Por fim, falamos do quarteto napolitano, de Lila e Lena, as duas amigas cuja história, da infância à velhice, é narrada pela segunda ao longo de quatro volumes. Perguntamos a Periquito se Ferrante acaba por ser uma grande escritora: "Sim, acaba. No conteúdo e na criação."

Perguntamos ainda porque terá Ferrante tomado a opção de dar voz àquela que é porventura a menos genial das duas amigas, aquela que terá talvez menos força, e que escreve sempre à imagem dos escritos de Lila que leu à revelia dela e destruiu - e aos quais nós nunca temos acesso -, mas que aparecem sempre como a escrita ideal, que Lena nunca atinge. "A Lila ao fim e ao cabo era uma personagem mais completa e mais intelectual do que a amiga, mas não teve os meios [para prosseguir os estudos]. E venceu muitas coisas que não sei se a Lena seria capaz de vencer.

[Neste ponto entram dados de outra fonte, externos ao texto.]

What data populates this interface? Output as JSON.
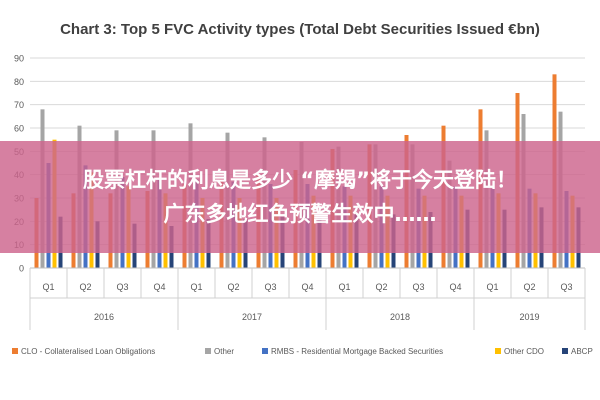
{
  "chart_data": {
    "type": "bar",
    "title": "Chart 3: Top 5 FVC Activity types (Total Debt Securities Issued €bn)",
    "categories": [
      "Q1",
      "Q2",
      "Q3",
      "Q4",
      "Q1",
      "Q2",
      "Q3",
      "Q4",
      "Q1",
      "Q2",
      "Q3",
      "Q4",
      "Q1",
      "Q2",
      "Q3"
    ],
    "years": [
      {
        "label": "2016",
        "quarters": 4
      },
      {
        "label": "2017",
        "quarters": 4
      },
      {
        "label": "2018",
        "quarters": 4
      },
      {
        "label": "2019",
        "quarters": 3
      }
    ],
    "ylim": [
      0,
      90
    ],
    "yticks": [
      0,
      10,
      20,
      30,
      40,
      50,
      60,
      70,
      80,
      90
    ],
    "grid": true,
    "legend_position": "bottom",
    "series": [
      {
        "name": "CLO - Collateralised Loan Obligations",
        "color": "#ED7D31",
        "values": [
          30,
          32,
          32,
          33,
          36,
          38,
          40,
          42,
          51,
          53,
          57,
          61,
          68,
          75,
          83
        ]
      },
      {
        "name": "Other",
        "color": "#A5A5A5",
        "values": [
          68,
          61,
          59,
          59,
          62,
          58,
          56,
          54,
          52,
          53,
          53,
          46,
          59,
          66,
          67
        ]
      },
      {
        "name": "RMBS - Residential Mortgage Backed Securities",
        "color": "#4472C4",
        "values": [
          45,
          44,
          39,
          38,
          38,
          37,
          36,
          36,
          35,
          35,
          34,
          35,
          34,
          34,
          33
        ]
      },
      {
        "name": "Other CDO",
        "color": "#FFC000",
        "values": [
          55,
          41,
          35,
          32,
          30,
          30,
          30,
          31,
          31,
          31,
          31,
          31,
          32,
          32,
          31
        ]
      },
      {
        "name": "ABCP",
        "color": "#264478",
        "values": [
          22,
          20,
          19,
          18,
          21,
          21,
          22,
          22,
          23,
          23,
          24,
          25,
          25,
          26,
          26
        ]
      }
    ]
  },
  "overlay": {
    "line1": "股票杠杆的利息是多少 “摩羯”将于今天登陆！",
    "line2": "广东多地红色预警生效中……"
  }
}
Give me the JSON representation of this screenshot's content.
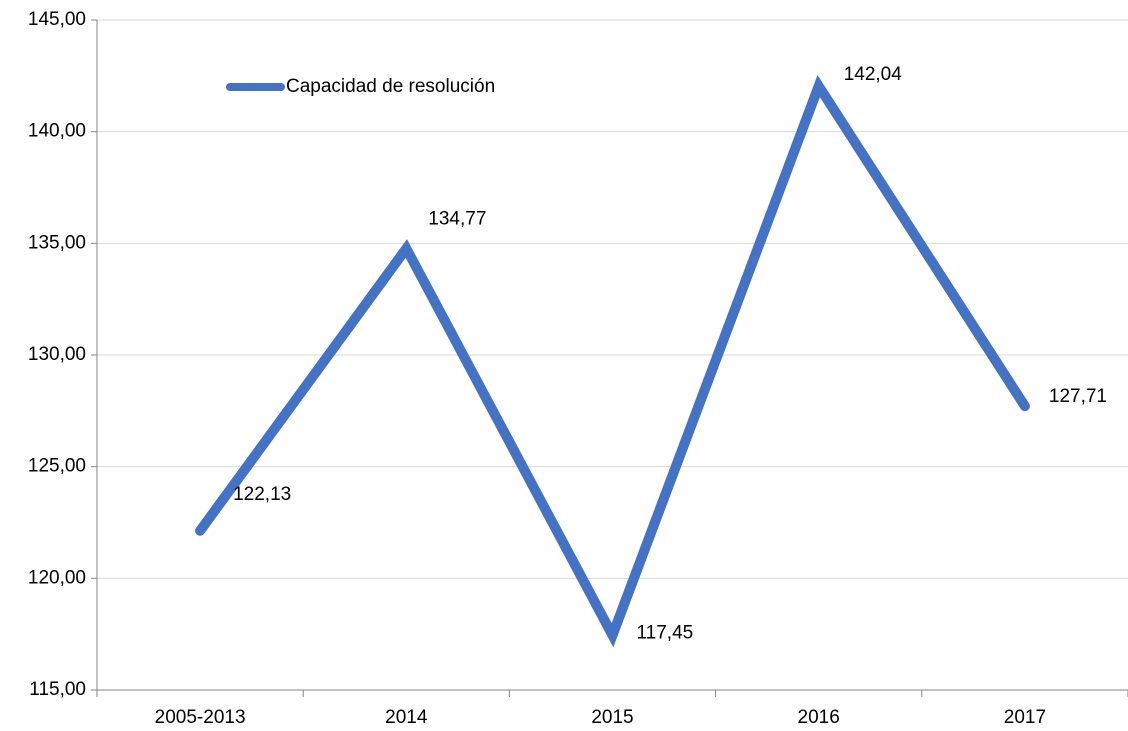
{
  "chart_data": {
    "type": "line",
    "categories": [
      "2005-2013",
      "2014",
      "2015",
      "2016",
      "2017"
    ],
    "series": [
      {
        "name": "Capacidad de resolución",
        "color": "#4472c4",
        "values": [
          122.13,
          134.77,
          117.45,
          142.04,
          127.71
        ],
        "value_labels": [
          "122,13",
          "134,77",
          "117,45",
          "142,04",
          "127,71"
        ]
      }
    ],
    "ylim": [
      115,
      145
    ],
    "yticks": [
      {
        "value": 115,
        "label": "115,00"
      },
      {
        "value": 120,
        "label": "120,00"
      },
      {
        "value": 125,
        "label": "125,00"
      },
      {
        "value": 130,
        "label": "130,00"
      },
      {
        "value": 135,
        "label": "135,00"
      },
      {
        "value": 140,
        "label": "140,00"
      },
      {
        "value": 145,
        "label": "145,00"
      }
    ],
    "grid": true,
    "legend": "top-left"
  }
}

Acho que aquela que escreveu não era de facto a que estava mais habilitada para o fazer."

Então por que razão não é Lila quem conta a história? "Se calhar era mais comum. É mais natural querer dar mais relevo a quem tem mais faculdades intelectuais, e ela não fez isso." E se a riqueza literária ou narrativa decrescesse por isso mesmo, aí se mostraria a coerência de Ferrante. E o seu desprendimento "total", diz Periquito. "Muitos escritores não se permitiriam desnudar-se tanto, porque estão preocupados com a imagem, ela está-se marimbando para a imagem. E atingiu um ponto em que o mundo provou-lhe que ela pode realmente agir assim."